Avoid jumping to conclusions and relying on stale lectures– you will make them feel comfortable coming to you with other questions they may have when you find a different approach. Remember: no question is stupid and all questions are welcomed.
You might not know every STD/I out there or what the latest slang terms are, so go on Google and Spotify and begin educating yourself. Listen to what your children are listening to and learn their language. Do you know what a “thot” is? Do you think a compliment about a girl’s “brain” is really about how smart she is? Well, it doesn’t, so if you were wondering, you’ve got some learning to do.

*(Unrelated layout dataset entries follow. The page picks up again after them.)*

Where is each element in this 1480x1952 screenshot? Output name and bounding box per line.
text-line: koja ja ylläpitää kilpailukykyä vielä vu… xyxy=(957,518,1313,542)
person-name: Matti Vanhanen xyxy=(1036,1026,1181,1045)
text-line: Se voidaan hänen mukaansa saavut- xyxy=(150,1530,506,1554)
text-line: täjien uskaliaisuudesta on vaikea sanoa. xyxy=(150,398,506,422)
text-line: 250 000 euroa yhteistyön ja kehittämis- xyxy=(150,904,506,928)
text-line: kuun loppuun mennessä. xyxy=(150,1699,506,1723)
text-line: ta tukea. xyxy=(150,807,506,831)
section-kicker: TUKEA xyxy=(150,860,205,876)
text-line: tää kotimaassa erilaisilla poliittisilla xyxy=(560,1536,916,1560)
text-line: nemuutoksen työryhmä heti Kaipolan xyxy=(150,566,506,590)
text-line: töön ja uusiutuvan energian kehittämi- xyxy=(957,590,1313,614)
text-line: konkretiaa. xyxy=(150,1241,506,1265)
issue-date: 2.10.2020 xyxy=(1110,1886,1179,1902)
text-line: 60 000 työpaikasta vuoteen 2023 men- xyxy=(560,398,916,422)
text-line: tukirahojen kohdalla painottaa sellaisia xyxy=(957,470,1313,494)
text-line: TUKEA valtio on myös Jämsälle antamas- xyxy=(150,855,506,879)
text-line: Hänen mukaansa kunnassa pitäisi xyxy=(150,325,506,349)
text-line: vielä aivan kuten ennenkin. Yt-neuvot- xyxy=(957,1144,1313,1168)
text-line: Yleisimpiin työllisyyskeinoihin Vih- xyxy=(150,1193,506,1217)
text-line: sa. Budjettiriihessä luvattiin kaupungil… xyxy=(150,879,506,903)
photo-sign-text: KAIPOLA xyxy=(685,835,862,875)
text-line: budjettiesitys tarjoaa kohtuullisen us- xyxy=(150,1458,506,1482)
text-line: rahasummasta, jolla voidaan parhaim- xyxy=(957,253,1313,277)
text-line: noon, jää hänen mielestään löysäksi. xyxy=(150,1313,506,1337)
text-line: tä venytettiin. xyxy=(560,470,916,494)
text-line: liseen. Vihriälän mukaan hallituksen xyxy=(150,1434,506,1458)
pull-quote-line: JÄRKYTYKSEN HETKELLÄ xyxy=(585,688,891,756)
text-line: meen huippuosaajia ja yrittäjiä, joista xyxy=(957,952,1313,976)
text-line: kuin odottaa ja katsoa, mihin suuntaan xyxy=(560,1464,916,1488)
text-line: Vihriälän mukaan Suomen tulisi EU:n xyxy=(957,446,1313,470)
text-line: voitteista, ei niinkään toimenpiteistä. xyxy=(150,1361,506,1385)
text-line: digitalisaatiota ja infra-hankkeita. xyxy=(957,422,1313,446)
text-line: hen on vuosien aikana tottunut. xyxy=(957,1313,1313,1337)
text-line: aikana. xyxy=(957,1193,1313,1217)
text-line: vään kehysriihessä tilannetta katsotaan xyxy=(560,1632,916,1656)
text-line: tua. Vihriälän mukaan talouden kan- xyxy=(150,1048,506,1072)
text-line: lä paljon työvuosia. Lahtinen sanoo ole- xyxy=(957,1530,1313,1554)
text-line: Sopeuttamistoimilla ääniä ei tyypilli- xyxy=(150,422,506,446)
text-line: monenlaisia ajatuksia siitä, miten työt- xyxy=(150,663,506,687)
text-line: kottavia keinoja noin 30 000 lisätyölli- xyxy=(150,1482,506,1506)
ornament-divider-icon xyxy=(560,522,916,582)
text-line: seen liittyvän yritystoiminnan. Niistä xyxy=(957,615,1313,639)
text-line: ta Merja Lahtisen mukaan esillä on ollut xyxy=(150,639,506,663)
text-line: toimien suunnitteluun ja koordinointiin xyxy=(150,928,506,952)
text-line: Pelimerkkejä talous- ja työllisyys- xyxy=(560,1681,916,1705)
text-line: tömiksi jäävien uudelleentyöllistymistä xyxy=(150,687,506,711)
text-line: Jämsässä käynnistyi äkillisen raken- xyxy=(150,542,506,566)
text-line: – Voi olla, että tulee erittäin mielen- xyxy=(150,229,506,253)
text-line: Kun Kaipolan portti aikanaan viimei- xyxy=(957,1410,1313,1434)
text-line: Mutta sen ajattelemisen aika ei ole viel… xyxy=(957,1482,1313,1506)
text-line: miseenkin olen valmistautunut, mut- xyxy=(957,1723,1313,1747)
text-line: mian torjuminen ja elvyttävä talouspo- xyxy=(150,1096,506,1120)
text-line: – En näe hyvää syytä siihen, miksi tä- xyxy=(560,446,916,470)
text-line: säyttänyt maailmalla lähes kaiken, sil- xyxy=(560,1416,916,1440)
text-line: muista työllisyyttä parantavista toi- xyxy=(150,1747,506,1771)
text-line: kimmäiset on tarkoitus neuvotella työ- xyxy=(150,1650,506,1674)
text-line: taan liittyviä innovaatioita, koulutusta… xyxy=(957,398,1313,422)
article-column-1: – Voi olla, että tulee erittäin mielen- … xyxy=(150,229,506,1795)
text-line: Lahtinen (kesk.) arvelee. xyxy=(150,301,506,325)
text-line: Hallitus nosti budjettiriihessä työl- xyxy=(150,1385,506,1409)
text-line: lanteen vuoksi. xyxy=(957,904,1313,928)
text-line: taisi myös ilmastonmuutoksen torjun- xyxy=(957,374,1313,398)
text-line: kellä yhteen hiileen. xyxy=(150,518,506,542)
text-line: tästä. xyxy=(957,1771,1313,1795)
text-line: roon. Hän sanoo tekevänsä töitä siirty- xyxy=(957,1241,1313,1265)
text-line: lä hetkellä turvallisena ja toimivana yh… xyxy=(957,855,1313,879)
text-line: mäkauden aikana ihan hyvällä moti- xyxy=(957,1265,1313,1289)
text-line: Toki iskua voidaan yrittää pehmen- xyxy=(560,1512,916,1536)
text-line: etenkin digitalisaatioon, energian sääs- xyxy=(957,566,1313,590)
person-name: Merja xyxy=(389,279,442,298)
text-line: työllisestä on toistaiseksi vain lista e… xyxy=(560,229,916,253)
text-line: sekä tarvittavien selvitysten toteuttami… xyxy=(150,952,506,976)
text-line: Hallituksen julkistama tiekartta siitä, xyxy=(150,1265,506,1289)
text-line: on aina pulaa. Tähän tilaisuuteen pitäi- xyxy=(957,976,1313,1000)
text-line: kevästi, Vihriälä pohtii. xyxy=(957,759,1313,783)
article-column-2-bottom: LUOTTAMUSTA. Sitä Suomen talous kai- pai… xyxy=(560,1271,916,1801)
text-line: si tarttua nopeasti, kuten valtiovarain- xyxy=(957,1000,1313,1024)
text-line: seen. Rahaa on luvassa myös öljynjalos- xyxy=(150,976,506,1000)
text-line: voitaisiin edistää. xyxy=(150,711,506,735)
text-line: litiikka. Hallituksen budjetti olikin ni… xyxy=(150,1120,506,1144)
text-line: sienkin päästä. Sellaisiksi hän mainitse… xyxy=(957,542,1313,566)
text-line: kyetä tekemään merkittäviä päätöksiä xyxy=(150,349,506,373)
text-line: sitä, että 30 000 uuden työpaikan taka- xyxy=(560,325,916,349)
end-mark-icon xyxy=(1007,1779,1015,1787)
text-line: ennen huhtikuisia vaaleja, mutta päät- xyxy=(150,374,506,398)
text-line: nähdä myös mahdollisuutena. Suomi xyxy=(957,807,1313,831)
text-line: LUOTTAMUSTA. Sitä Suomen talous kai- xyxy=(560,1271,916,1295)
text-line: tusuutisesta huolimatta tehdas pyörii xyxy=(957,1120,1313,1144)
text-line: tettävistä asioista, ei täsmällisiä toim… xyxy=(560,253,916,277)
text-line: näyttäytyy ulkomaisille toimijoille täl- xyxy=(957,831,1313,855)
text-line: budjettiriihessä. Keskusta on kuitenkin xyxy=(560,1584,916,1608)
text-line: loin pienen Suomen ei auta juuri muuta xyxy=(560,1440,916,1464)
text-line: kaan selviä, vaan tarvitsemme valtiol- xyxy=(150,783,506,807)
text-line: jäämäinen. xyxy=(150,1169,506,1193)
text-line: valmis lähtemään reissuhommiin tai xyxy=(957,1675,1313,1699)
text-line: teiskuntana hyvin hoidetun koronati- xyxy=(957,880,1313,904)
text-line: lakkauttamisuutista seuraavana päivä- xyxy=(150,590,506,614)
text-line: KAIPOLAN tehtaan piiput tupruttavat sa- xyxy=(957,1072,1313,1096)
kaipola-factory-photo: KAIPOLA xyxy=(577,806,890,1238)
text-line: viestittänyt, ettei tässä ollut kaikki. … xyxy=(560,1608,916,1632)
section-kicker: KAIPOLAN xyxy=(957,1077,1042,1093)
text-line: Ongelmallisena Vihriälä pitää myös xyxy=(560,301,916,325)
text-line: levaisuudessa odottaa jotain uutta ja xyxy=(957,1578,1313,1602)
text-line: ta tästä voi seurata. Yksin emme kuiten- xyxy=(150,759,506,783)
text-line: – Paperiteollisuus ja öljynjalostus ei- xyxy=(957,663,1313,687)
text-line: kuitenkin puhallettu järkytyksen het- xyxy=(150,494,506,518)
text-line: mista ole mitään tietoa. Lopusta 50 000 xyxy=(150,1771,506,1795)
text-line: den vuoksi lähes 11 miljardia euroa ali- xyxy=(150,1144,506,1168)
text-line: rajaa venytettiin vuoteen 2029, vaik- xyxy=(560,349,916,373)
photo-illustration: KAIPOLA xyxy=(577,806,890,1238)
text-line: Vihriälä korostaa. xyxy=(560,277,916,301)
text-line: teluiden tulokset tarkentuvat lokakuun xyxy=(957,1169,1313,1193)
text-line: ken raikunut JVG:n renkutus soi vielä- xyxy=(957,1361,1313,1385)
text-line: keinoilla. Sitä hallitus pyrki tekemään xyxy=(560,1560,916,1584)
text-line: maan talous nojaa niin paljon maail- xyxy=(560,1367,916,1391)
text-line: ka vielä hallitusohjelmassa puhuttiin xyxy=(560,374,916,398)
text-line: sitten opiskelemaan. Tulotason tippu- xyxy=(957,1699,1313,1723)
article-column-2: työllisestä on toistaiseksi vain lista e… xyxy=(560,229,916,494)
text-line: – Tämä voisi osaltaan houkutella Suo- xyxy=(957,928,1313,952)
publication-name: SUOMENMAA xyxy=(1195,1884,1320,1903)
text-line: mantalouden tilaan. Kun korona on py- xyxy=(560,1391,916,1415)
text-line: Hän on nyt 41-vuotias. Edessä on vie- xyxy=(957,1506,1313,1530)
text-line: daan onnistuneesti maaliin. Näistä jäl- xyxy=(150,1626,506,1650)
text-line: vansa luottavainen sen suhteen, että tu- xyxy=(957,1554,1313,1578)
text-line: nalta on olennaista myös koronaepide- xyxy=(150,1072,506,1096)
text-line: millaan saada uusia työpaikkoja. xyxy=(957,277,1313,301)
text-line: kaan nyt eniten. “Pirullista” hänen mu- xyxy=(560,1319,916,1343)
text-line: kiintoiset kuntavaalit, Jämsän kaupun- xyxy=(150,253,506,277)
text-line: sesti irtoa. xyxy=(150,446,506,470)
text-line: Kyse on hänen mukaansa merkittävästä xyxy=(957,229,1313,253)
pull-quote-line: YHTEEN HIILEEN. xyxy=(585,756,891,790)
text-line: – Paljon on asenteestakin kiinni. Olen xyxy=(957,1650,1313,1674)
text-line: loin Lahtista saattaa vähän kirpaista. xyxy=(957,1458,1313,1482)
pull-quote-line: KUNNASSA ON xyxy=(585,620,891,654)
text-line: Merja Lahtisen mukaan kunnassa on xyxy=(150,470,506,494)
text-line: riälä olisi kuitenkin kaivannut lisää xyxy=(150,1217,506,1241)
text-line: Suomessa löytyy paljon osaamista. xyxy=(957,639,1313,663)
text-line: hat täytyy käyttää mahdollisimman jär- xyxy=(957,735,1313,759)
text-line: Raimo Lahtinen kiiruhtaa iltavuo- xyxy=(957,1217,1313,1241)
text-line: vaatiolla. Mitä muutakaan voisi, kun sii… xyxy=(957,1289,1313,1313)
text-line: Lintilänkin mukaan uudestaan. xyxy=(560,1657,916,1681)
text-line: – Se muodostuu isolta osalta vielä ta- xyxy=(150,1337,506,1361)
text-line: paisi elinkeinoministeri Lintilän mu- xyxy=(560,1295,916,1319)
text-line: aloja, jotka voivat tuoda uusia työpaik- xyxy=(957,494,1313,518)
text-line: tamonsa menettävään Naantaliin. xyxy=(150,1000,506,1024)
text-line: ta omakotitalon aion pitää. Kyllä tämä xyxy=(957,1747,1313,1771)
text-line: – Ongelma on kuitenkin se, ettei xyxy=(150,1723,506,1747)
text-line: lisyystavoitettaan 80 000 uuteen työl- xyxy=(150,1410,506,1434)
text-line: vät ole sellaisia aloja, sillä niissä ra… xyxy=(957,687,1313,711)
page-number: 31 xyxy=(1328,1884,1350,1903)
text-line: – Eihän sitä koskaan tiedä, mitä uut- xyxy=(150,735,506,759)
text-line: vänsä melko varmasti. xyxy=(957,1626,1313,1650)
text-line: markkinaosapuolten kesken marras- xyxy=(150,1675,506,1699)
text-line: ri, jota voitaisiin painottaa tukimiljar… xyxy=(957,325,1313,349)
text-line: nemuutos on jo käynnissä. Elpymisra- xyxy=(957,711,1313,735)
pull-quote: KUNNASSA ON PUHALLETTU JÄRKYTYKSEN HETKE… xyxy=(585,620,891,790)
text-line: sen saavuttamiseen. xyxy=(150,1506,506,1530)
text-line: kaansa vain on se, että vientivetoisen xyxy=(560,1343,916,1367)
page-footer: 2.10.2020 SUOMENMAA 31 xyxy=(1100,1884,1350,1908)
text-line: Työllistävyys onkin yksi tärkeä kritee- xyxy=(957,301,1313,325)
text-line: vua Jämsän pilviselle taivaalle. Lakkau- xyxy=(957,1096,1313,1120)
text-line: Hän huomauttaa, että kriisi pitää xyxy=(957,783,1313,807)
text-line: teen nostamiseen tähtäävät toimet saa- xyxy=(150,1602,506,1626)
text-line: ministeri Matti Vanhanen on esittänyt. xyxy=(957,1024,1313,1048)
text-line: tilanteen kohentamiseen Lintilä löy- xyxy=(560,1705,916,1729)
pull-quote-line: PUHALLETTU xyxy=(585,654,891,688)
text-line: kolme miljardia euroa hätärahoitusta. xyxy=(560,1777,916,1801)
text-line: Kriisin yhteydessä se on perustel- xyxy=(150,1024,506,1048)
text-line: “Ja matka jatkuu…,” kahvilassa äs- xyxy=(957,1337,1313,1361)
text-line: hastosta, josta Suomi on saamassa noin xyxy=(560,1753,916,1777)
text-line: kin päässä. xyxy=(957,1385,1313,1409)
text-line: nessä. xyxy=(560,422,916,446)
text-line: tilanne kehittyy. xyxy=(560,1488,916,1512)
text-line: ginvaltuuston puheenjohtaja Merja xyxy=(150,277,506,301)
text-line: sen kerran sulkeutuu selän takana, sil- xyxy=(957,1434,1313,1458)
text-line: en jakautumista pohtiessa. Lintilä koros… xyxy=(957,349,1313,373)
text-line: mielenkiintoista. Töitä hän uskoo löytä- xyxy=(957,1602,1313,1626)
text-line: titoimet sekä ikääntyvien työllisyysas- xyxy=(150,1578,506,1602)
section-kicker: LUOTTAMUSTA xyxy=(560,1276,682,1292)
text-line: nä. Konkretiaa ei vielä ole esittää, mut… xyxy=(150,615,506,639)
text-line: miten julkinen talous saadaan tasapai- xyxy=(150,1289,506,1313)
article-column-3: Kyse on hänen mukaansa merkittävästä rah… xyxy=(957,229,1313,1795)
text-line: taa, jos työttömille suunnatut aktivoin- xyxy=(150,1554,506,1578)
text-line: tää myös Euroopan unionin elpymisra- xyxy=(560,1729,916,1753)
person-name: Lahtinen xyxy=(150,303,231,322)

Provide Resources That Are Accessible to Them
Teens today have access to all of the information we could have only wishes for when we were their ages. With cell phones and tablets, they can read and research anything at any time, where they are. You can help them learn more by providing them with age-appropriate digital resources.
Check out No Teen Shame, the home base for a movement of seven young mothers who want to destigmatize teen pregnancy, provide educational and supportive resources, and change the conversations we have about sex education. Malone also writes the Teen Mom NYC blog, which offers affirmations and support for teen parents.
Make sure you and your children know the laws about sexual activity and what constitutes consent and what could land your child in jail. Laws vary by state, so be sure to familiarize yourself with your local laws.
Young people need to understand all of the risks involved with having sex, so share this STD/I fact sheet provided by the Center for Disease Control. It explains a lot about transmission and offers counseling and treatment resources.
You have a great opportunity to turn their devices into educational tools.
Gloria Malone, a New York City-based advocate for teen mothers, wrote about what teen moms wish parents knew about “the Talk”. She reminds us that these discussions are ongoing and that we don’t have to cover everything in one setting. Just remember that they believe you are the best resource for them and you will be the one to shape their approach to sexual activity. An affirming, supportive, knowledgeable parent is the greatest resource a young person can have.